Application of modified gemcitabine-loaded solid lipid nanoparticle in the treatment of pancreatic cancer patient-derived xenograft model

Abstract

Abstract Purpose: Gemcitabine (Gem) remains a preferred first-line anticancer drug used for the treatment of pancreatic cancer (PCa). However, rapid metabolism and systemic instability (short half-life) have limited its therapeutic efficacy. The purpose of this study was to modify Gem to a more stable form, 4-(N)-stearoyl-gemcitabine (4NSG), and to evaluate its efficacy in patient-derived xenograft (PDX) mouse models harboring African American (AA) and Caucasian (White) patients' tumors. Methods: 4NSG was developed and characterized using high-performance liquid chromatography (HPLC), nuclear magnetic resonance (NMR), and elemental analysis. 4NSG-loaded solid lipid nanoparticles (4NSG-SLN) were developed using the cold homogenization technique and characterized.
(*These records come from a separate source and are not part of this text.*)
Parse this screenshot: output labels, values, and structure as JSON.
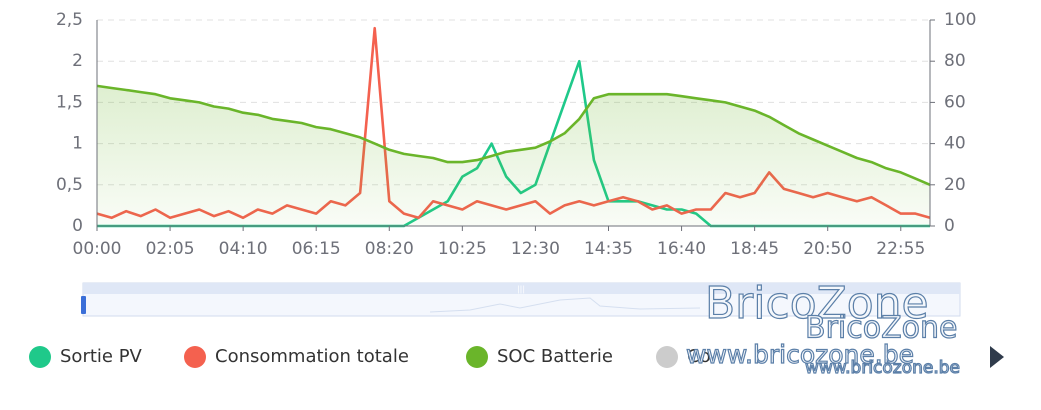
{
  "chart_data": {
    "type": "line",
    "categories": [
      "00:00",
      null,
      null,
      null,
      null,
      "02:05",
      null,
      null,
      null,
      null,
      "04:10",
      null,
      null,
      null,
      null,
      "06:15",
      null,
      null,
      null,
      null,
      "08:20",
      null,
      null,
      null,
      null,
      "10:25",
      null,
      null,
      null,
      null,
      "12:30",
      null,
      null,
      null,
      null,
      "14:35",
      null,
      null,
      null,
      null,
      "16:40",
      null,
      null,
      null,
      null,
      "18:45",
      null,
      null,
      null,
      null,
      "20:50",
      null,
      null,
      null,
      null,
      "22:55",
      null,
      null
    ],
    "ylim": [
      0,
      2.5
    ],
    "yticks": [
      0,
      {
        "value": 0.5,
        "label": "0,5"
      },
      1,
      {
        "value": 1.5,
        "label": "1,5"
      },
      2,
      {
        "value": 2.5,
        "label": "2,5"
      }
    ],
    "y2lim": [
      0,
      100
    ],
    "y2ticks": [
      0,
      20,
      40,
      60,
      80,
      100
    ],
    "grid": true,
    "legend": "bottom",
    "series": [
      {
        "name": "Sortie PV",
        "color": "#1fc98a",
        "values": [
          0,
          0,
          0,
          0,
          0,
          0,
          0,
          0,
          0,
          0,
          0,
          0,
          0,
          0,
          0,
          0,
          0,
          0,
          0,
          0,
          0,
          0,
          0.1,
          0.2,
          0.3,
          0.6,
          0.7,
          1.0,
          0.6,
          0.4,
          0.5,
          1.0,
          1.5,
          2.0,
          0.8,
          0.3,
          0.3,
          0.3,
          0.25,
          0.2,
          0.2,
          0.15,
          0,
          0,
          0,
          0,
          0,
          0,
          0,
          0,
          0,
          0,
          0,
          0,
          0,
          0,
          0,
          0
        ]
      },
      {
        "name": "Consommation totale",
        "color": "#f4614f",
        "values": [
          0.15,
          0.1,
          0.18,
          0.12,
          0.2,
          0.1,
          0.15,
          0.2,
          0.12,
          0.18,
          0.1,
          0.2,
          0.15,
          0.25,
          0.2,
          0.15,
          0.3,
          0.25,
          0.4,
          2.4,
          0.3,
          0.15,
          0.1,
          0.3,
          0.25,
          0.2,
          0.3,
          0.25,
          0.2,
          0.25,
          0.3,
          0.15,
          0.25,
          0.3,
          0.25,
          0.3,
          0.35,
          0.3,
          0.2,
          0.25,
          0.15,
          0.2,
          0.2,
          0.4,
          0.35,
          0.4,
          0.65,
          0.45,
          0.4,
          0.35,
          0.4,
          0.35,
          0.3,
          0.35,
          0.25,
          0.15,
          0.15,
          0.1
        ]
      },
      {
        "name": "SOC Batterie",
        "color": "#6ab52a",
        "axis": "y2",
        "area": true,
        "values": [
          68,
          67,
          66,
          65,
          64,
          62,
          61,
          60,
          58,
          57,
          55,
          54,
          52,
          51,
          50,
          48,
          47,
          45,
          43,
          40,
          37,
          35,
          34,
          33,
          31,
          31,
          32,
          34,
          36,
          37,
          38,
          41,
          45,
          52,
          62,
          64,
          64,
          64,
          64,
          64,
          63,
          62,
          61,
          60,
          58,
          56,
          53,
          49,
          45,
          42,
          39,
          36,
          33,
          31,
          28,
          26,
          23,
          20
        ]
      }
    ],
    "hidden_series": [
      {
        "name": "Co",
        "color": "#cccccc"
      }
    ],
    "watermark": [
      "BricoZone",
      "BricoZone",
      "www.bricozone.be",
      "www.bricozone.be"
    ]
  }
}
Cytotoxicity, cell migration, and clonogenic studies were performed to determine the effectiveness of 4NSG-SLN against AA primary PCa cells (PPCL-192, PPCL-135) and White PCa primary cells (PPCL-46, PPCL-68). Pharmacokinetics (PK), and tumor efficacy studies were conducted using PDX mouse models bearing tumors from AA and white PCa patients. Results: The effective particle size of 4NSG-SLN was 82 nm and (IC50) values of 4NSG-SLN treated AA cells (PPCL-192, 9 ± 1.1 µM and PPCL-135, 11 ± 1.3 µM) and White cells (PPCL-46, 12 ± 2.1 and PPCL-68, 22 ± 2.6) were found to be significantly lower compared to Gem treated AA cells (PPCL-192, 57 ± 1.5 µM and PPCL-135, 56 ± 1.5 µM) and White cells (PPCL-46, 56 ± 1.8 µM and PPCL-68, 57 ± 2.4 µM). The area under the curve (AUC), half-life, and clearance pharmacokinetic parameters for 4NSG-SLN were 3-4-fold higher compared to that of GemHCl. 4NSG-SLN treated PDX mice exhibited a two-fold decrease in tumor growth inhibition in PDX mice bearing AA and Whites patients' tumors compared to Gem treated PDX mice bearing AA and Whites tumors. Conclusion: 4NSG-SLN significantly improved the pharmacokinetics of Gem, enhanced systemic stability of Gem, and increased its antitumor efficacy in PCa PDX mice bearing AA and White tumors.